Structurally, family offices are often defined by three key factors:
- Size - number of professionals
- Complexity - legal entity structures, investment types, number of generations, etc.
- Autonomy of the office - the degree to which professional functions such as investment management, legal, or accounting has been outsourced to third parties or carried out internally by staff
Principals are advised to think beyond how a family office may help day-to-day support functions, but also consider how the office may enrich their lives.
What is the appropriate family office for a particular family?
With such a wide range of business models, operating costs, and approaches available, the important question becomes: what is appropriate for a particular family?
No single family office model serves all families equally well. The specifics of a family office architecture depend on the family's needs today, as well as upon how they might change over time. Indeed, many families are best served by not creating a family office but rather by engaging a private bank, multi-family office, or wealth management firm.
As we shall see, the costs, time commitment, ongoing decision-making, and engagement with the family office may be beyond the capacity or interests of a family principal.

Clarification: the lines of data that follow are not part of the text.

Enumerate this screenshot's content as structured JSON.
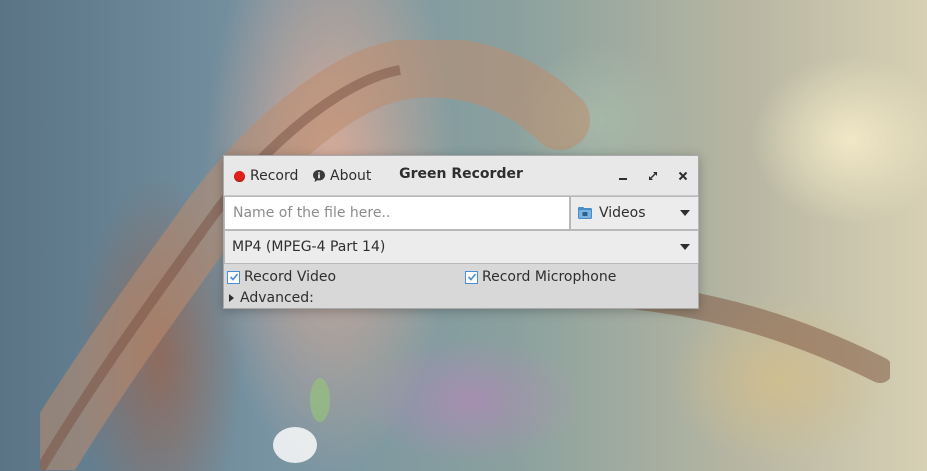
{
  "window": {
    "title": "Green Recorder",
    "menu": {
      "record_label": "Record",
      "about_label": "About"
    }
  },
  "file_name": {
    "value": "",
    "placeholder": "Name of the file here.."
  },
  "folder": {
    "selected": "Videos"
  },
  "format": {
    "selected": "MP4 (MPEG-4 Part 14)"
  },
  "options": {
    "record_video": {
      "label": "Record Video",
      "checked": true
    },
    "record_microphone": {
      "label": "Record Microphone",
      "checked": true
    }
  },
  "advanced": {
    "label": "Advanced:",
    "expanded": false
  },
  "colors": {
    "record_dot": "#e0201a",
    "checkbox_accent": "#4a90d9",
    "window_bg": "#d8d8d8"
  }
}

In essence, creating a family office is in fact creating a new business, one that requires oversight, capital, and leadership.
With these factors in mind, a process-driven methodology serves to guide a family’s understanding of what a family office does, and helps them determine whether it is right for them. The following guidelines draw upon effective process principles, sound management practices, and general industry benchmarks to help clients create a family office of the appropriate size and complexity, helping to produce their desired outcomes.
Five factors family offices should consider
A thorough planning and evaluation approach should examine the following five factors:
- Qualitative factors, helping to determine the appropriateness of creating a family office.
- Quantitative factors, involving the size, costs, and benefits of a family office.
- Strategy, operational and governance factors, including understanding the responsibilities that will be carried by the family office, and how the office will be managed.
- Personnel factors, such as determining which skills are needed and how personnel are recruited, trained, managed, motivated, and compensated.
- Family leadership factors, pertaining to the leadership role family members will take, how family decisions will be made, and how training and succession planning will affect future generations.